Let’s start with the images of fire and baptism (vv. 49-50). After the flood the rainbow appears in the sky, a symbol of peace restored between heaven and earth. God swears: “Never again will all life be cut off by the waters of a flood, and never again will there be a flood to destroy the earth” (Gen 9:11). From this promise, a conviction is born and spreads in Israel that, to cleanse the world of iniquity, God would no longer use water, but fire: “For by fire will the Lord execute judgment … against all mortals” (Is 66:16). The Baptist also announced the coming of the Messiah with threatening words: “He will baptize you in the Holy Spirit and fire … . The chaff he will burn in everlasting fire” (Mt 3:11-12). Jesus also speaks of fire and, after him, almost all the authors of the New Testament.

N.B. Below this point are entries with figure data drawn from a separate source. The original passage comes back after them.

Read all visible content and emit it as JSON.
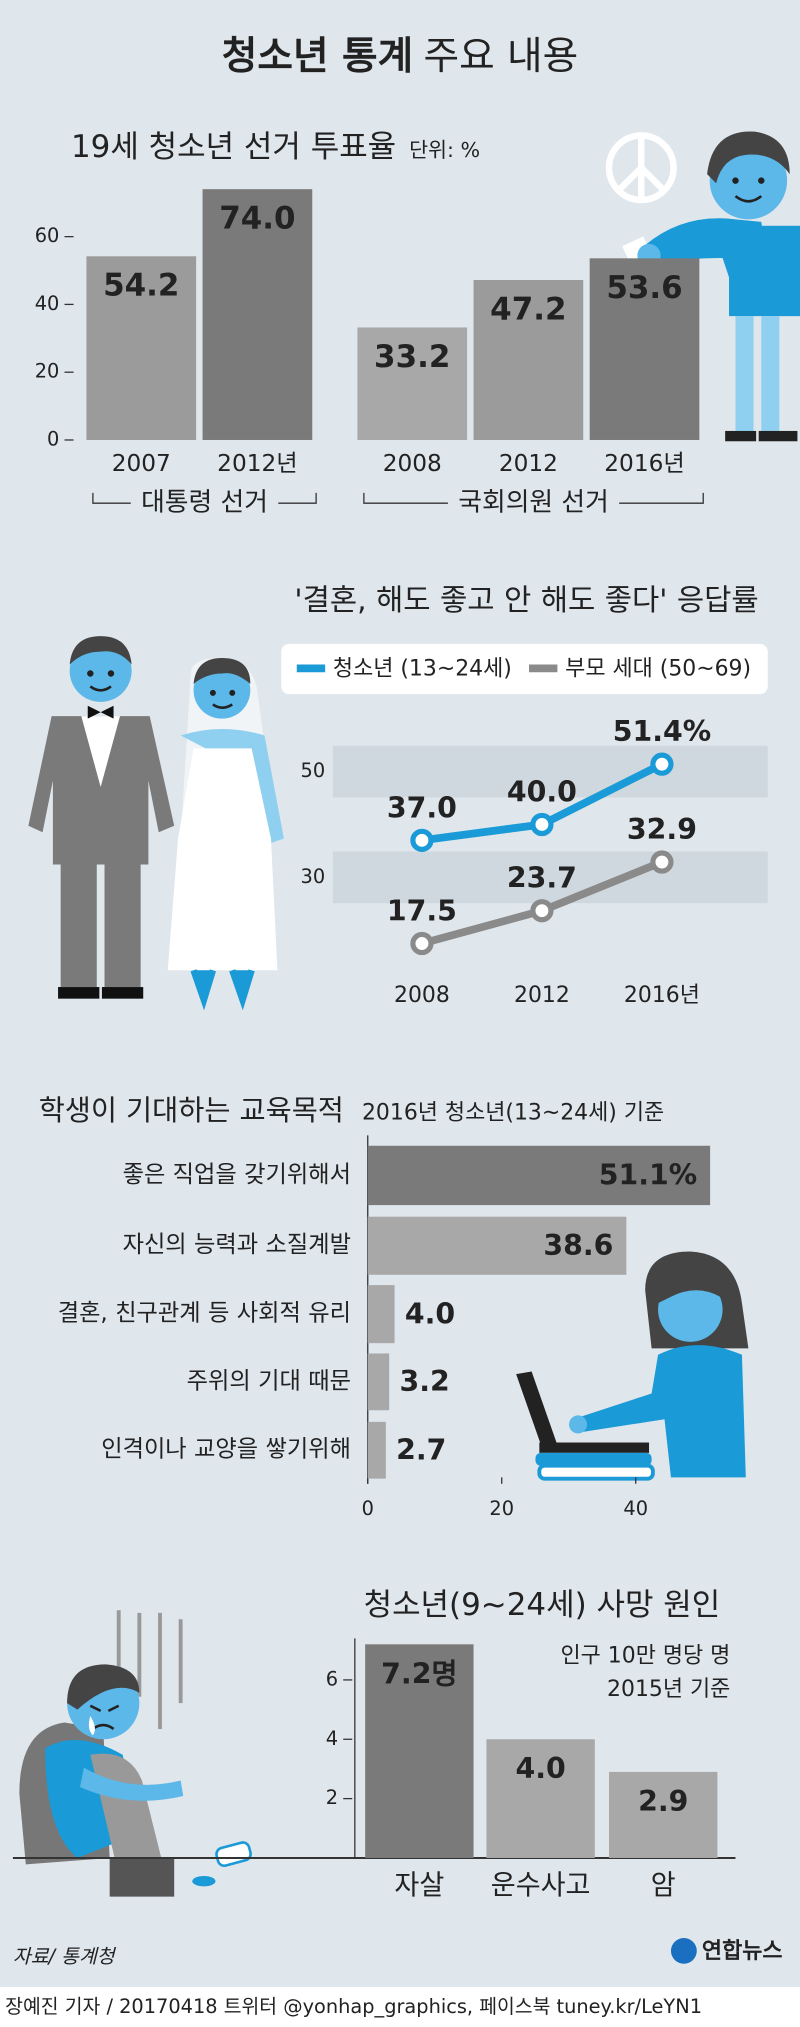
{
  "title": {
    "bold": "청소년 통계",
    "light": "주요 내용"
  },
  "chart_data": [
    {
      "type": "bar",
      "title": "19세 청소년 선거 투표율",
      "unit": "단위: %",
      "groups": [
        {
          "label": "대통령 선거",
          "categories": [
            "2007",
            "2012년"
          ],
          "values": [
            54.2,
            74.0
          ],
          "value_labels": [
            "54.2",
            "74.0"
          ],
          "colors": [
            "#9b9b9b",
            "#7a7a7a"
          ]
        },
        {
          "label": "국회의원 선거",
          "categories": [
            "2008",
            "2012",
            "2016년"
          ],
          "values": [
            33.2,
            47.2,
            53.6
          ],
          "value_labels": [
            "33.2",
            "47.2",
            "53.6"
          ],
          "colors": [
            "#a8a8a8",
            "#9b9b9b",
            "#7a7a7a"
          ]
        }
      ],
      "ylim": [
        0,
        75
      ],
      "yticks": [
        0,
        20,
        40,
        60
      ]
    },
    {
      "type": "line",
      "title": "'결혼, 해도 좋고 안 해도 좋다' 응답률",
      "categories": [
        "2008",
        "2012",
        "2016년"
      ],
      "series": [
        {
          "name": "청소년 (13~24세)",
          "color": "#1a9ad6",
          "values": [
            37.0,
            40.0,
            51.4
          ],
          "value_labels": [
            "37.0",
            "40.0",
            "51.4%"
          ]
        },
        {
          "name": "부모 세대 (50~69)",
          "color": "#8a8a8a",
          "values": [
            17.5,
            23.7,
            32.9
          ]
        }
      ],
      "ylim": [
        14,
        54
      ],
      "yticks": [
        30,
        50
      ]
    },
    {
      "type": "hbar",
      "title": "학생이 기대하는 교육목적",
      "subtitle": "2016년 청소년(13~24세) 기준",
      "categories": [
        "좋은 직업을 갖기위해서",
        "자신의 능력과 소질계발",
        "결혼, 친구관계 등 사회적 유리",
        "주위의 기대 때문",
        "인격이나 교양을 쌓기위해"
      ],
      "values": [
        51.1,
        38.6,
        4.0,
        3.2,
        2.7
      ],
      "value_labels": [
        "51.1%",
        "38.6",
        "4.0",
        "3.2",
        "2.7"
      ],
      "colors": [
        "#7a7a7a",
        "#a8a8a8",
        "#a8a8a8",
        "#a8a8a8",
        "#a8a8a8"
      ],
      "xlim": [
        0,
        52
      ],
      "xticks": [
        0,
        20,
        40
      ]
    },
    {
      "type": "bar",
      "title": "청소년(9~24세) 사망 원인",
      "notes": [
        "인구 10만 명당 명",
        "2015년 기준"
      ],
      "categories": [
        "자살",
        "운수사고",
        "암"
      ],
      "values": [
        7.2,
        4.0,
        2.9
      ],
      "value_labels": [
        "7.2명",
        "4.0",
        "2.9"
      ],
      "colors": [
        "#7a7a7a",
        "#a8a8a8",
        "#a8a8a8"
      ],
      "ylim": [
        0,
        7.4
      ],
      "yticks": [
        2,
        4,
        6
      ]
    }
  ],
  "footer": {
    "source": "자료/ 통계청",
    "logo": "연합뉴스",
    "credit": "장예진 기자 / 20170418 트위터 @yonhap_graphics, 페이스북 tuney.kr/LeYN1"
  }
}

What is it about? It is natural to think of the final judgment and eternal punishment that awaits the wicked. Not so fast! Maybe the Baptist and the disciple James and John imagined it so. The two brothers wanted to call down fire from heaven against the Samaritans (Lk 9:54), but surely not Jesus.

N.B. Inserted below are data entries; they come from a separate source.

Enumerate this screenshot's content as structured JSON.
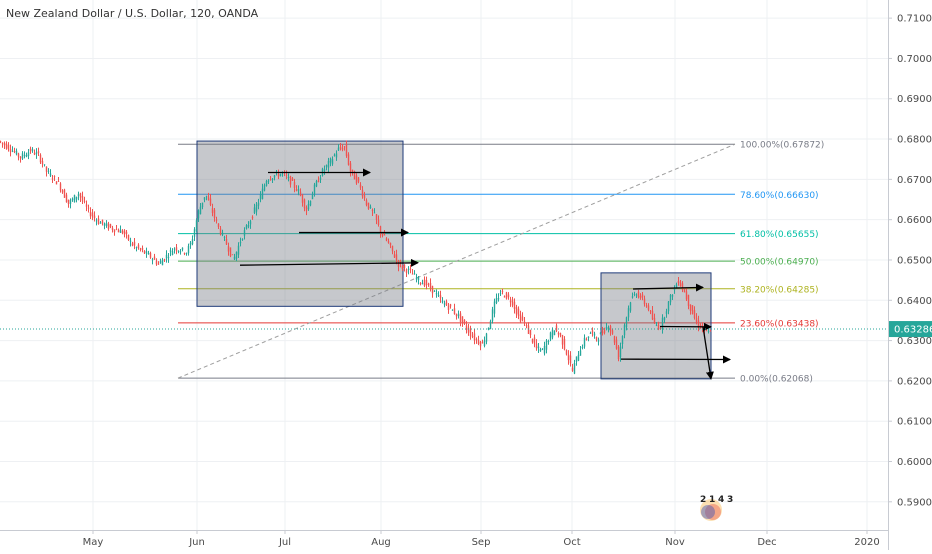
{
  "title": "New Zealand Dollar / U.S. Dollar, 120, OANDA",
  "chart_data": {
    "type": "candlestick",
    "symbol": "NZDUSD",
    "interval": "120",
    "source": "OANDA",
    "ylim": [
      0.5835,
      0.7145
    ],
    "y_ticks": [
      "0.71000",
      "0.70000",
      "0.69000",
      "0.68000",
      "0.67000",
      "0.66000",
      "0.65000",
      "0.64000",
      "0.63000",
      "0.62000",
      "0.61000",
      "0.60000",
      "0.59000"
    ],
    "x_ticks": [
      "May",
      "Jun",
      "Jul",
      "Aug",
      "Sep",
      "Oct",
      "Nov",
      "Dec",
      "2020"
    ],
    "current_price": {
      "label": "0.63286",
      "value": 0.63286,
      "color": "#26a69a"
    },
    "price_path": [
      [
        0,
        0.6795
      ],
      [
        10,
        0.678
      ],
      [
        22,
        0.6755
      ],
      [
        32,
        0.6772
      ],
      [
        40,
        0.676
      ],
      [
        48,
        0.672
      ],
      [
        60,
        0.669
      ],
      [
        70,
        0.664
      ],
      [
        80,
        0.6665
      ],
      [
        90,
        0.662
      ],
      [
        100,
        0.6595
      ],
      [
        112,
        0.658
      ],
      [
        124,
        0.657
      ],
      [
        135,
        0.6535
      ],
      [
        145,
        0.652
      ],
      [
        152,
        0.6508
      ],
      [
        160,
        0.649
      ],
      [
        168,
        0.651
      ],
      [
        176,
        0.653
      ],
      [
        182,
        0.6525
      ],
      [
        188,
        0.652
      ],
      [
        193,
        0.6545
      ],
      [
        200,
        0.662
      ],
      [
        207,
        0.6665
      ],
      [
        213,
        0.6625
      ],
      [
        220,
        0.658
      ],
      [
        228,
        0.654
      ],
      [
        235,
        0.65
      ],
      [
        243,
        0.6555
      ],
      [
        252,
        0.66
      ],
      [
        260,
        0.6645
      ],
      [
        268,
        0.67
      ],
      [
        276,
        0.671
      ],
      [
        284,
        0.6715
      ],
      [
        292,
        0.6695
      ],
      [
        300,
        0.667
      ],
      [
        308,
        0.6625
      ],
      [
        316,
        0.668
      ],
      [
        324,
        0.672
      ],
      [
        332,
        0.6745
      ],
      [
        340,
        0.6775
      ],
      [
        346,
        0.678
      ],
      [
        352,
        0.672
      ],
      [
        360,
        0.669
      ],
      [
        368,
        0.664
      ],
      [
        376,
        0.661
      ],
      [
        382,
        0.657
      ],
      [
        390,
        0.654
      ],
      [
        396,
        0.651
      ],
      [
        400,
        0.649
      ],
      [
        405,
        0.648
      ],
      [
        412,
        0.647
      ],
      [
        420,
        0.645
      ],
      [
        428,
        0.644
      ],
      [
        436,
        0.642
      ],
      [
        444,
        0.6395
      ],
      [
        452,
        0.638
      ],
      [
        460,
        0.636
      ],
      [
        468,
        0.633
      ],
      [
        476,
        0.6305
      ],
      [
        484,
        0.629
      ],
      [
        490,
        0.6335
      ],
      [
        496,
        0.639
      ],
      [
        502,
        0.642
      ],
      [
        508,
        0.641
      ],
      [
        514,
        0.6395
      ],
      [
        520,
        0.636
      ],
      [
        526,
        0.6345
      ],
      [
        532,
        0.631
      ],
      [
        538,
        0.628
      ],
      [
        544,
        0.6275
      ],
      [
        550,
        0.6305
      ],
      [
        556,
        0.633
      ],
      [
        562,
        0.631
      ],
      [
        568,
        0.627
      ],
      [
        574,
        0.6225
      ],
      [
        580,
        0.627
      ],
      [
        586,
        0.63
      ],
      [
        592,
        0.632
      ],
      [
        598,
        0.6305
      ],
      [
        604,
        0.632
      ],
      [
        610,
        0.634
      ],
      [
        616,
        0.63
      ],
      [
        620,
        0.626
      ],
      [
        626,
        0.634
      ],
      [
        632,
        0.64
      ],
      [
        638,
        0.642
      ],
      [
        644,
        0.64
      ],
      [
        650,
        0.638
      ],
      [
        656,
        0.634
      ],
      [
        662,
        0.6335
      ],
      [
        668,
        0.638
      ],
      [
        674,
        0.642
      ],
      [
        680,
        0.645
      ],
      [
        686,
        0.642
      ],
      [
        692,
        0.638
      ],
      [
        698,
        0.6345
      ],
      [
        704,
        0.633
      ],
      [
        710,
        0.632
      ]
    ],
    "fibonacci_levels": [
      {
        "label": "100.00%(0.67872)",
        "value": 0.67872,
        "color": "#787b86"
      },
      {
        "label": "78.60%(0.66630)",
        "value": 0.6663,
        "color": "#2196f3"
      },
      {
        "label": "61.80%(0.65655)",
        "value": 0.65655,
        "color": "#00bfa5"
      },
      {
        "label": "50.00%(0.64970)",
        "value": 0.6497,
        "color": "#4caf50"
      },
      {
        "label": "38.20%(0.64285)",
        "value": 0.64285,
        "color": "#aeb320"
      },
      {
        "label": "23.60%(0.63438)",
        "value": 0.63438,
        "color": "#e53935"
      },
      {
        "label": "0.00%(0.62068)",
        "value": 0.62068,
        "color": "#787b86"
      }
    ],
    "fib_trend": {
      "start_value": 0.62068,
      "end_value": 0.67872
    },
    "rectangles": [
      {
        "top": 0.6795,
        "bottom": 0.6385
      },
      {
        "top": 0.6468,
        "bottom": 0.6205
      }
    ],
    "arrows": [
      {
        "from_value": 0.6717,
        "to_value": 0.6717
      },
      {
        "from_value": 0.6568,
        "to_value": 0.6568
      },
      {
        "from_value": 0.6487,
        "to_value": 0.6493
      },
      {
        "from_value": 0.6428,
        "to_value": 0.6432
      },
      {
        "from_value": 0.6335,
        "to_value": 0.6334
      },
      {
        "from_value": 0.6335,
        "to_value": 0.6205
      },
      {
        "from_value": 0.6254,
        "to_value": 0.6253
      }
    ],
    "event_badges": [
      "2",
      "1",
      "4",
      "3"
    ],
    "grid": true
  }
}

The fire of God is not intended to destroy or torture those who made mistakes. It is the instrument with which he wants to destroy evil and purify us from sin.
Now we can make sense of the exclamation of Jesus: “How I wish it were already kindled!” (v. 49). It is the expression of his burning desire to see the weeds are soon destroyed. Malachi announced: “The day already comes, flaming as a furnace. On that day all the proud and evildoers will be burned like straw in the fire” (Mal 3:19). Jesus looks forward to the realization of this prophecy. He already sees the rising of the new world wherein there will be no more space for the wicked. These will disappear, destroyed by the irresistible flame of his love.
The message of Jesus is a fire and—logically—who has the goods to be protected, buildings to be preserved is not keen to see the arsonists. The Gospel is a burning torch that wants to reduce to an immense fire all the unjust structures, the inhuman situations, discrimination, greed of money, the frenzy of power.
Who feels threatened by this “fire” does not remain passive. He opposes by all means. He reacts violently because he wants to perpetuate the world of sin. It is at this point that the first misunderstandings burst, then division and conflict, finally persecution and violence.
Union is not always good and should be approved. Union must be sought from the Word of God, from the truth. Peace founded on lies and injustice, cannot be favored. It must at times provoke, with much love and without offending anyone, healthy divisions.
One must not confuse hatred, violence, offensive, and arrogant words—which are incompatible with the Christian choice—with the honest challenge, disagreements that arise from new, evangelical proposals. These are needed, even if painful, especially when involving members of the same family.